Earlier this week the Supreme Court approved an investigation into the president’s unfounded accusations about voter fraud.
On Thursday, in Bolsonaro’s worst set-back in Congress since taking office in 2019, a lower house committee voted to shelve a constitutional amendment he has been pushing that would have adopted printed ballots.
Speaker Arthur Lira, however, said yesterday he would put the controversial amendment to the plenary despite the committee defeat. He explained the decision saying that a quick resolution was preferable because political tensions over the issue are holding up the country’s legislative agenda.
The proposal is not expected to clear the lower chamber where constitutional amendments need three-fifths of the votes.
Earlier yesterday, Senate President Rodrigo Pacheco criticized Bolsonaro for his attacks on the Supreme Court and offered to mediate, saying the president’s insults against Barroso were unacceptable.
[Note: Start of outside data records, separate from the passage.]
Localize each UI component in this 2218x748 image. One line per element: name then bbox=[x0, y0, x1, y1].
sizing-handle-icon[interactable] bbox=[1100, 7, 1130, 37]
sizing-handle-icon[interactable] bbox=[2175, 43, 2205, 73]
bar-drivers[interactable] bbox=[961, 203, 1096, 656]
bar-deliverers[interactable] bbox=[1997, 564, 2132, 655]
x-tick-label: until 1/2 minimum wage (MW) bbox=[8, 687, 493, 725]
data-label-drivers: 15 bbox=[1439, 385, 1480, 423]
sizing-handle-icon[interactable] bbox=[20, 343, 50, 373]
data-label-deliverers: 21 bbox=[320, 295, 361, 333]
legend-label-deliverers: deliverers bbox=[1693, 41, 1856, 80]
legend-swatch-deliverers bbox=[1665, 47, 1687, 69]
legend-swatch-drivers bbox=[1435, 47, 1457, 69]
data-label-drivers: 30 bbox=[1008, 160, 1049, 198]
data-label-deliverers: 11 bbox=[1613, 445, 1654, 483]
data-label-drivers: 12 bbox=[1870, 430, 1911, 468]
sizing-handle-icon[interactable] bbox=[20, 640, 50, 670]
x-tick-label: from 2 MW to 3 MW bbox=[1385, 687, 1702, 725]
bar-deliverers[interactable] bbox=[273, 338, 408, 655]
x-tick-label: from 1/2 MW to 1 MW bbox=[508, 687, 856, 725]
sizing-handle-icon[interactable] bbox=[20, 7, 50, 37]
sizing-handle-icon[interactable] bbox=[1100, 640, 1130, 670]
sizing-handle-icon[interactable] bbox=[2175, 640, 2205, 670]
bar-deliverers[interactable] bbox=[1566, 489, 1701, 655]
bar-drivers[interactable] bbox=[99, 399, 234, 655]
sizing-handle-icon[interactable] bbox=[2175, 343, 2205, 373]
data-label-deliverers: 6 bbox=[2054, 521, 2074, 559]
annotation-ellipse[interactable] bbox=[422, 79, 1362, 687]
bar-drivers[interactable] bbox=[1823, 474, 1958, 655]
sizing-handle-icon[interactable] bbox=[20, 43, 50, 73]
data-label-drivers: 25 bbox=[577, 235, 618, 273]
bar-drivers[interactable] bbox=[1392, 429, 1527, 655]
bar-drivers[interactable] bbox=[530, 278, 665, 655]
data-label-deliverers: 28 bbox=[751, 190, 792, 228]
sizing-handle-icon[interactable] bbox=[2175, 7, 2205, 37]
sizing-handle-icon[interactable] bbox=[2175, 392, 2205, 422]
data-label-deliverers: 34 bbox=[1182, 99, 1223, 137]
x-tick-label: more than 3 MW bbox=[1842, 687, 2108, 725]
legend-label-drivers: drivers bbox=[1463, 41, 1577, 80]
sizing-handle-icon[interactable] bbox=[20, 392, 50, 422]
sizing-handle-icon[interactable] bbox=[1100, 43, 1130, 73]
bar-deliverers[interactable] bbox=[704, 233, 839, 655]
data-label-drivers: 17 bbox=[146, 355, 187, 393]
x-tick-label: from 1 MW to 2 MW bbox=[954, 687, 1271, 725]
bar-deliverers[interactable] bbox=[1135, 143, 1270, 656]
Pacheco said Bolsonaro must respect the results of next year’s election even if he fails to change the all-electronic voting system – which the president groundlessly claims is vulnerable to tampering.
“Any threat, however slight, to this democracy will be promptly rejected by the Senate,” Pacheco said in a GloboNews television interview.
The Senate head said anyone advocating a “democratic retreat” or the suspension of next year’s elections would be seen as an “enemy of the nation.”
“I think a majority in Congress at this moment want to maintain the electronic voting system,” he said.